Scorecard Groups Urge End to Wind PTC

WASHINGTON — Today, the American Energy Alliance joined with Heritage Action for America, Club for Growth, and Americans for Prosperity in opposition to the Wind Production Tax Credit (PTC). In a letter to the House Ways and Means Committee, the groups urge against extending this taxpayer-funded subsidy and explain that the PTC will be an important factor as the groups consider whether to include final passage of the extenders package in their respective legislative scorecards.

Below is the text of the letter:

In advance of your upcoming consideration of tax extenders legislation, we, the undersigned organizations with legislative scorecards, would urge you not to extend the Wind Production Tax Credit (PTC).

For decades, wind subsidy proponents have claimed that the wind industry is on the cusp of competitiveness and that it would only need federal support for a few more years. Yet each time the subsidy faces expiration, the wind lobby clamors for yet another extension. Since the wind PTC was enacted in 1992, it has been extended 9 times. This is unnecessary given the wind industry’s repeated claims that wind energy is booming and is currently cost competitive. It is time for this subsidy for a large, mature, multi-national industry to come to an orderly end.
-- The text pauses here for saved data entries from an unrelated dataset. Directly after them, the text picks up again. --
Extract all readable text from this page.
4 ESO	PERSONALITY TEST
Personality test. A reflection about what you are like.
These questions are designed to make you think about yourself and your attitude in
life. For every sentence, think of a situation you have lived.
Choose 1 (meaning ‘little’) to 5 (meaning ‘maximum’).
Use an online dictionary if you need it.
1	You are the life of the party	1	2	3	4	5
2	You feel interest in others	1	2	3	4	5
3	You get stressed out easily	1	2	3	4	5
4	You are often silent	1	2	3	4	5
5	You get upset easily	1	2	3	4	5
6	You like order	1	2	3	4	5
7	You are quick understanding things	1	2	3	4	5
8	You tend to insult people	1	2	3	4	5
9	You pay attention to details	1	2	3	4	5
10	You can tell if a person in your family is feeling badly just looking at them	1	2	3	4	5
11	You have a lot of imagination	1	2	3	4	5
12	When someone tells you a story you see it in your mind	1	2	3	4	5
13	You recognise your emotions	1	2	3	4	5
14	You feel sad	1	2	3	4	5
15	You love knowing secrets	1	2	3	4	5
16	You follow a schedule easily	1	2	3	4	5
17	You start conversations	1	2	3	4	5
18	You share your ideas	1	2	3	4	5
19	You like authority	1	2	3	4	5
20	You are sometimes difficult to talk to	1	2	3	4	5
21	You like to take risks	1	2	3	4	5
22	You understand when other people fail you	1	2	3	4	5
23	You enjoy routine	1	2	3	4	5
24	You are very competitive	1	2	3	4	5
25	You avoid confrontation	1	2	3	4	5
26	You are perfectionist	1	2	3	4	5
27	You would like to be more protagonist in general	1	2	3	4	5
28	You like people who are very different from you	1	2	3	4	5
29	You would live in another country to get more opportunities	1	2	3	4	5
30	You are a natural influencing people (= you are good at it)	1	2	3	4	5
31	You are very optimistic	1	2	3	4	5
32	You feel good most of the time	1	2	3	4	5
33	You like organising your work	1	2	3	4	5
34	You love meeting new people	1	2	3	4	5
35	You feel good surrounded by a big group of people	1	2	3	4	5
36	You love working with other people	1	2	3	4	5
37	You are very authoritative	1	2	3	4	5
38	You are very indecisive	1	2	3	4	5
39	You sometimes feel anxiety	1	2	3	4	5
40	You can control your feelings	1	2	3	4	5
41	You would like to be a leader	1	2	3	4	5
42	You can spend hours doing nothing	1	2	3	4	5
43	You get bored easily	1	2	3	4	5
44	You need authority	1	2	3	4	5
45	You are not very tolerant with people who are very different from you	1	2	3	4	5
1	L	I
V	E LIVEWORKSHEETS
Ending this subsidy is more important now than ever. While not immediately apparent, the wind PTC is critical to President Obama’s recently finalized carbon regulation. One of the “building blocks” used to determine state targets includes significant increased installation of renewable energy—especially wind. In fact, EPA assumes the wind industry will more than double its total capacity in just eight years. Without taxpayer subsidies like the PTC, the President will be unable to achieve his arbitrary renewable energy target.

By hiding the true cost of wind energy, the PTC makes the President’s carbon agenda appear less costly than it actually is. Wind energy is one of the most expensive sources of electricity: power from new wind resources is nearly four times more expensive than from existing nuclear and nearly three times more expensive than from existing coal. Perhaps the most significant thing this Congress can do to protect ratepayers and taxpayers from the damage of the President’s carbon regulation is preventing another extension of the wind PTC.

Further, if the committee is serious about tax reform, ending the PTC would send a strong signal to the public that Congress is ready to tackle this important challenge. For years, this committee has touted the economic benefits of reforming and condensing our bloated tax system. The economic benefits of ending the wind PTC are apparent, as wind energy raises electricity costs compared to existing sources. We recommend the committee stand up for American taxpayers by letting the subsidy remain expired.

Your colleagues in the Senate have already passed a tax extenders package that includes the wind PTC for another two years. The House now has a chance to take a different path by rejecting corporate welfare and business-as-usual tax policy that is hurting our country. The committee’s treatment of the wind PTC will be an important factor as we consider whether to include final passage of tax extenders on the House floor as part of our organizations key-votes for our collective scorecards.